Лека слезла со стула и села на пол, положив голову на Женькины колени. Вздохнула глубоко и тяжко. И Женька запустила ладонь в ее волосы, и стала гладить, потихоньку перебирая пряди.
– Ничего, чудовище. Все это пройдет. Все обязательно будет хорошо.
Глава 13. Тринадцать.
В кухню вошла заспанная, с красными глазами и наскоро умытым лицом, Яна. Посмотрела на Леку, сидящую на полу у Женькиных ног, и с наслаждением зевнула.
– Ну что, дорогая? Приехала отбивать подругу у старой любви?
Женька улыбнулась даже, настолько двусмысленно это прозвучало. А Лека вспыхнула и, разозлившись, вползла на стул.
– Если ты о Марине, то она никогда не была моей любовью. И не собираюсь я никого отбивать.

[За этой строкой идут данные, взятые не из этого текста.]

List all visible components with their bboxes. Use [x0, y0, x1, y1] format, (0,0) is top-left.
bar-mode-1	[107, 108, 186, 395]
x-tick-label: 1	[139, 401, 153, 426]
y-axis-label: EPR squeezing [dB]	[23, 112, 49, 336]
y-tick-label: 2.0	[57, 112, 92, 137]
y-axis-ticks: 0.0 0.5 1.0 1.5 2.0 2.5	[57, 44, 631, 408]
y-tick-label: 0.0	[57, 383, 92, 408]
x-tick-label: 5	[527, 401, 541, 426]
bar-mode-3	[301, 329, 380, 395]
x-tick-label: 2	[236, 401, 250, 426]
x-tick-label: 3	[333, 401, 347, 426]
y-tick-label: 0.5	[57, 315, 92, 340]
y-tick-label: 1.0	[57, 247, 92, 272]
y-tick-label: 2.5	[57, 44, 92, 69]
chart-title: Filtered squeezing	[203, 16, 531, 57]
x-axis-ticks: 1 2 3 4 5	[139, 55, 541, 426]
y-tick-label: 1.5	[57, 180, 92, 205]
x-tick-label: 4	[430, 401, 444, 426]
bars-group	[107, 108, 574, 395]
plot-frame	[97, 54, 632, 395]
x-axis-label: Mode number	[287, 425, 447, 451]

– А чего приехала тогда? – Спросила Яна, и принялась разливать кофе. Женька видела, что она тоже сердится, но почему-то впервые в жизни ей было наплевать. Хотят злиться – пусть злятся. Она их успокаивать и мирить не собирается. Поболтает, попьет кофе, заберет Леку и отправится домой, где нервничает и носится по квартире Марина, и где лежат билеты в аквапарк, три маленьких пластиковых листочка, по одному на каждую.
– Приехала, потому что соскучилась, – услышала Женя, и вздрогнула – а тут, я вижу, мне не слишком рады?
Ощущение дежавю было острым и пугающим, Женька даже оглянулась испуганно, не сидит ли рядом Шурик, не морщит ли лоб Кристинка, и не улыбается ли ехидно Ксюха.
– Дура, – коротко ответила Яна, – наоборот, я буду даже рада, если ты вправишь этой идиотке мозги и объяснишь, в какую задницу она снова лезет.
"Идиотка" на это только вздохнула. А Лека, встрепенувшись, с удовольствием включилась в разговор.
– Я уже писала ей письмом, что это идиотская идея. Марина – это средоточение всех людских грехов в одном человеке, и надо было безумной, чтобы после всего что случилось, снова начать с ней отношения.